RDC: Pour favoriser la bonne Gouvernance, l’ODEP invite le gouvernement à déposer le projet de loi portant reddition des comptes  2018

PAR Deskeco - 07 oct 2019, Dans Actualités

L’Observatoire de la Dépense Publique (ODEP) constate avec regret l’absence du dépôt dans le délai du projet de loi portant reddition des comptes de la loi des finances du pouvoir central pour l’exercice 2018, ainsi que le rapport de la cour des comptes.

« Le fait de déposer ce projet de loi et le rapport de la cour des comptes à la session de septembre essentiellement budgétaire, ne donne pas lieu à un examen sérieux du rapport sur la reddition des comptes. Le non-respect du délai de dépôt du projet de loi portant reddition des comptes de la loi des finances 2018 est un coup porté à l’exercice de contrôle » regrette l’ODEP.
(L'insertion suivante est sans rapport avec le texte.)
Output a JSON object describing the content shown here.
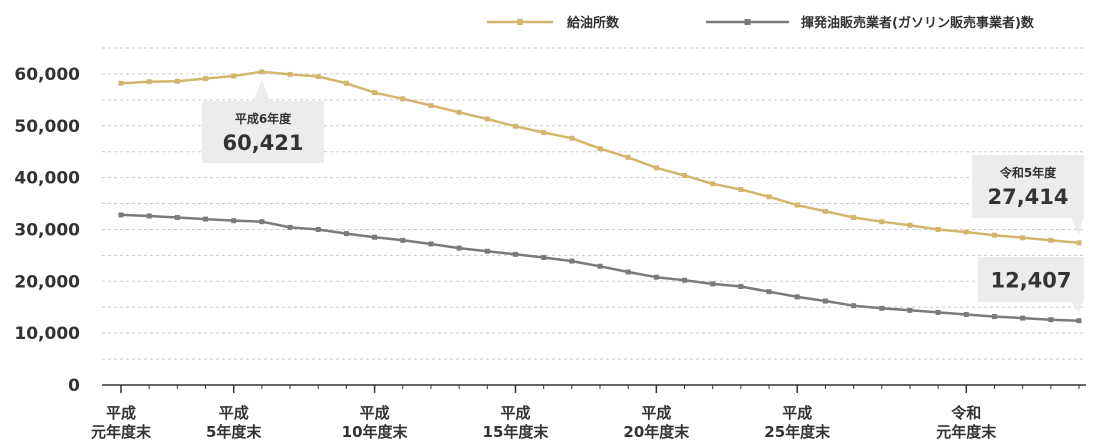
{
  "chart_data": {
    "type": "line",
    "ylim": [
      0,
      65000
    ],
    "y_ticks": [
      "0",
      "10,000",
      "20,000",
      "30,000",
      "40,000",
      "50,000",
      "60,000"
    ],
    "grid": true,
    "legend_position": "top-right",
    "x_tick_labels": [
      {
        "line1": "平成",
        "line2": "元年度末",
        "index": 0
      },
      {
        "line1": "平成",
        "line2": "5年度末",
        "index": 4
      },
      {
        "line1": "平成",
        "line2": "10年度末",
        "index": 9
      },
      {
        "line1": "平成",
        "line2": "15年度末",
        "index": 14
      },
      {
        "line1": "平成",
        "line2": "20年度末",
        "index": 19
      },
      {
        "line1": "平成",
        "line2": "25年度末",
        "index": 24
      },
      {
        "line1": "令和",
        "line2": "元年度末",
        "index": 30
      }
    ],
    "series": [
      {
        "name": "給油所数",
        "color": "#d5b56e",
        "values": [
          58200,
          58500,
          58600,
          59100,
          59600,
          60421,
          59900,
          59500,
          58200,
          56400,
          55200,
          53900,
          52600,
          51300,
          49900,
          48700,
          47600,
          45600,
          43900,
          41900,
          40400,
          38800,
          37700,
          36300,
          34700,
          33500,
          32300,
          31500,
          30800,
          30000,
          29500,
          28900,
          28400,
          27900,
          27414
        ]
      },
      {
        "name": "揮発油販売業者(ガソリン販売事業者)数",
        "color": "#7a7a7a",
        "values": [
          32800,
          32600,
          32300,
          32000,
          31700,
          31500,
          30400,
          30000,
          29200,
          28500,
          27900,
          27200,
          26400,
          25800,
          25200,
          24600,
          23900,
          22900,
          21800,
          20800,
          20200,
          19500,
          19000,
          18000,
          17000,
          16200,
          15300,
          14800,
          14400,
          14000,
          13600,
          13200,
          12900,
          12600,
          12407
        ]
      }
    ],
    "callouts": [
      {
        "label": "平成6年度",
        "value": "60,421",
        "series": 0,
        "index": 5
      },
      {
        "label": "令和5年度",
        "value": "27,414",
        "series": 0,
        "index": 34
      },
      {
        "label": "",
        "value": "12,407",
        "series": 1,
        "index": 34
      }
    ]
  }
}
L’article 84 de la loi du 13 Juillet 2011 relative aux finances publiques stipule : "le projet de loi portant reddition des comptes du dernier exercice clos, y compris les documents prévus aux articles 81 et 82 points 1 et 2 de la présente loi est déposé à l’Assemblée nationale, au plus tard le 15 mai de l’année suivant celle de l’exécution du budget auquel il se rapporte. Dans l’impossibilité de respecter ce délai, le projet de loi portant reddition des comptes, ainsi que le rapport de la Cour Compte visé au point 3 de l’article 82 sont déposés avant la fin de la session ordinaire de Mars".

Par ailleurs, l’ODEP indique que le projet de loi portant reddition des comptes de la loi des finances du pouvoir central, ainsi que le rapport de la Cour des Comptes déposés dans les délais prescrits par la loi, permet au parlement de l’examiner préalablement au vote du projet de loi de finance de l’année. Car, c’est au regard des observations formulées par la Cour des Comptes que l’approbation des comptes par cette loi vaut quitus de la gestion du gouvernement pour l’exercice concerné.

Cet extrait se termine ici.